La Cour juge que le départ à la retraite ne prive pas, par principe, le salarié de son droit à indemnisation. Toutefois, afin d’éviter une surcompensation, l’indemnité doit être réduite du montant des pensions de retraite perçues sur la période concernée, sauf si le salarié a atteint l’âge légal de mise à la retraite d’office.

La solution s’inscrit dans une logique de réparation intégrale, mais strictement proportionnée.

La qualification salariale de l’indemnité

La Cour rappelle que l’indemnité versée en application de l’article L. 2422-4 constitue un complément de salaire. Elle est donc soumise à l’ensemble des cotisations sociales, y compris celles afférentes à la retraite.

Cette qualification a des incidences financières importantes pour les employeurs, souvent sous-estimées lors du contentieux.

Le salarié protégé face au transfert partiel d’entreprise

L’exigence d’une autorisation administrative préalable

En cas de transfert partiel d’entreprise ou d’établissement, la situation du salarié protégé est expressément encadrée par l’article [[L. 2421-9 du code du travail]].

L’inspection du travail doit être saisie afin de vérifier que le transfert envisagé ne constitue pas une mesure discriminatoire ou un moyen indirect d’éviction du salarié en raison de son mandat.

Le refus d’autorisation empêche le transfert automatique du contrat de travail vers l’entreprise entrante.

L’obligation de reclassement interne

Lorsque le transfert est refusé, l’employeur d’origine doit proposer au salarié protégé un emploi similaire assorti d’une rémunération équivalente.

La notion d’emploi similaire s’apprécie au regard de plusieurs critères :

  • la nature des fonctions,
  • la classification,
  • le niveau de rémunération,
  • les conditions essentielles d’exécution du travail.

L’appréciation des outils de travail par la Cour de cassation

Dans l’arrêt rendu le 3 décembre 2025 [[Cass. soc., 3 déc. 2025, n° 24-12.282]], la Cour adopte une approche pragmatique.
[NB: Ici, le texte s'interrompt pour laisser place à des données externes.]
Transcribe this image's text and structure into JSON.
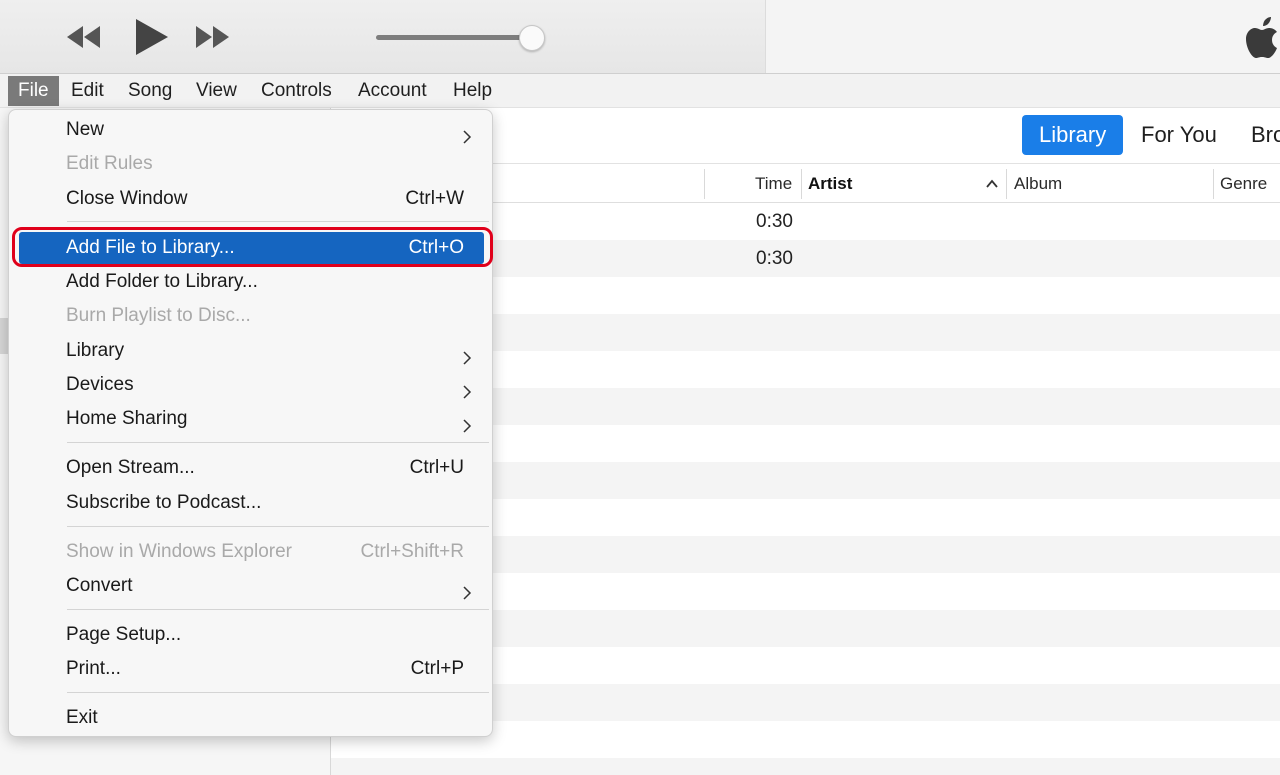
{
  "player": {
    "controls": [
      {
        "name": "rewind-icon"
      },
      {
        "name": "play-icon"
      },
      {
        "name": "fast-forward-icon"
      }
    ],
    "volume_level_percent": 96
  },
  "menubar": {
    "items": [
      "File",
      "Edit",
      "Song",
      "View",
      "Controls",
      "Account",
      "Help"
    ],
    "active": "File"
  },
  "tabs": {
    "items": [
      "Library",
      "For You",
      "Bro"
    ],
    "active": "Library"
  },
  "table": {
    "columns": [
      "Time",
      "Artist",
      "Album",
      "Genre"
    ],
    "sorted_column": "Artist",
    "rows": [
      {
        "time": "0:30"
      },
      {
        "time": "0:30"
      }
    ]
  },
  "file_menu": {
    "items": [
      {
        "label": "New",
        "submenu": true
      },
      {
        "label": "Edit Rules",
        "disabled": true
      },
      {
        "label": "Close Window",
        "shortcut": "Ctrl+W"
      },
      {
        "label": "Add File to Library...",
        "shortcut": "Ctrl+O",
        "highlighted": true
      },
      {
        "label": "Add Folder to Library..."
      },
      {
        "label": "Burn Playlist to Disc...",
        "disabled": true
      },
      {
        "label": "Library",
        "submenu": true
      },
      {
        "label": "Devices",
        "submenu": true
      },
      {
        "label": "Home Sharing",
        "submenu": true
      },
      {
        "label": "Open Stream...",
        "shortcut": "Ctrl+U"
      },
      {
        "label": "Subscribe to Podcast..."
      },
      {
        "label": "Show in Windows Explorer",
        "shortcut": "Ctrl+Shift+R",
        "disabled": true
      },
      {
        "label": "Convert",
        "submenu": true
      },
      {
        "label": "Page Setup..."
      },
      {
        "label": "Print...",
        "shortcut": "Ctrl+P"
      },
      {
        "label": "Exit"
      }
    ]
  },
  "colors": {
    "accent": "#1a7ee8",
    "menu_highlight": "#1565c0",
    "callout": "#e0001b"
  }
}
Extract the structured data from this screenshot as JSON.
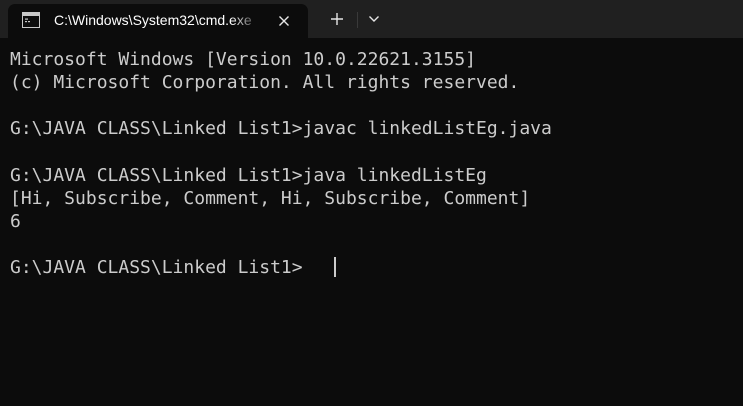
{
  "tab": {
    "icon": "cmd-console-icon",
    "title": "C:\\Windows\\System32\\cmd.exe",
    "close_icon": "close-icon"
  },
  "tabstrip": {
    "new_tab_icon": "plus-icon",
    "dropdown_icon": "chevron-down-icon"
  },
  "colors": {
    "titlebar": "#202020",
    "terminal_background": "#0c0c0c",
    "text": "#cccccc"
  },
  "terminal": {
    "lines": [
      "Microsoft Windows [Version 10.0.22621.3155]",
      "(c) Microsoft Corporation. All rights reserved.",
      "",
      "G:\\JAVA CLASS\\Linked List1>javac linkedListEg.java",
      "",
      "G:\\JAVA CLASS\\Linked List1>java linkedListEg",
      "[Hi, Subscribe, Comment, Hi, Subscribe, Comment]",
      "6",
      "",
      "G:\\JAVA CLASS\\Linked List1>"
    ]
  }
}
Elle distingue les éléments essentiels du contrat de travail des simples modalités d’exécution.

La suppression de certains outils de travail, tels qu’un véhicule de service ou un téléphone professionnel, ne suffit pas à exclure la qualification de poste similaire lorsque ces outils ne sont ni contractuellement garantis ni indispensables à l’exercice du mandat.

Cette analyse limite les risques de contentieux artificiels fondés sur des divergences accessoires.

Le contrôle du juge des référés et la notion de trouble manifestement illicite

Un contrôle strictement encadré

Le juge des référés peut ordonner des mesures conservatoires en présence d’un trouble manifestement illicite, conformément à l’article [[R. 1455-6 du code du travail]].

Toutefois, la Cour de cassation rappelle que l’existence d’une contestation sérieuse, notamment sur l’acceptation d’un poste de reclassement, peut faire obstacle à l’intervention du juge des référés.

Le refus assorti de réserves substantielles

Dans l’affaire jugée en décembre 2025, le salarié avait signé un avenant en formulant des réserves portant sur ses conditions de travail. La Cour considère que ces réserves caractérisaient un refus du poste proposé.

Dès lors, l’employeur ne pouvait être tenu pour responsable d’un trouble manifestement illicite.

Cette solution invite les salariés protégés à mesurer avec précision la portée juridique de leurs réserves et observations.

Une jurisprudence de clarification et de responsabilisation

Les décisions rendues en décembre 2025 s’inscrivent dans une dynamique de clarification du régime applicable aux salariés protégés. Elles rappellent que la protection ne se réduit ni à une période ni à un formalisme, mais constitue un ensemble cohérent de garanties substantielles.

Pour les employeurs, ces arrêts imposent une rigueur accrue dans la gestion des mandats représentatifs et dans la conduite des procédures sensibles. Pour les salariés protégés, ils confirment l’existence d’un socle jurisprudentiel solide, garantissant une protection effective, y compris au-delà du mandat.

La Cour de cassation réaffirme ainsi une exigence constante : en matière de protection des représentants du personnel, le droit ne tolère ni l’approximation, ni les stratégies de contournement.

Question les plus fréquentes sur le sujet du salarié protégé

La fin du mandat met-elle fin à toute protection du salarié protégé ?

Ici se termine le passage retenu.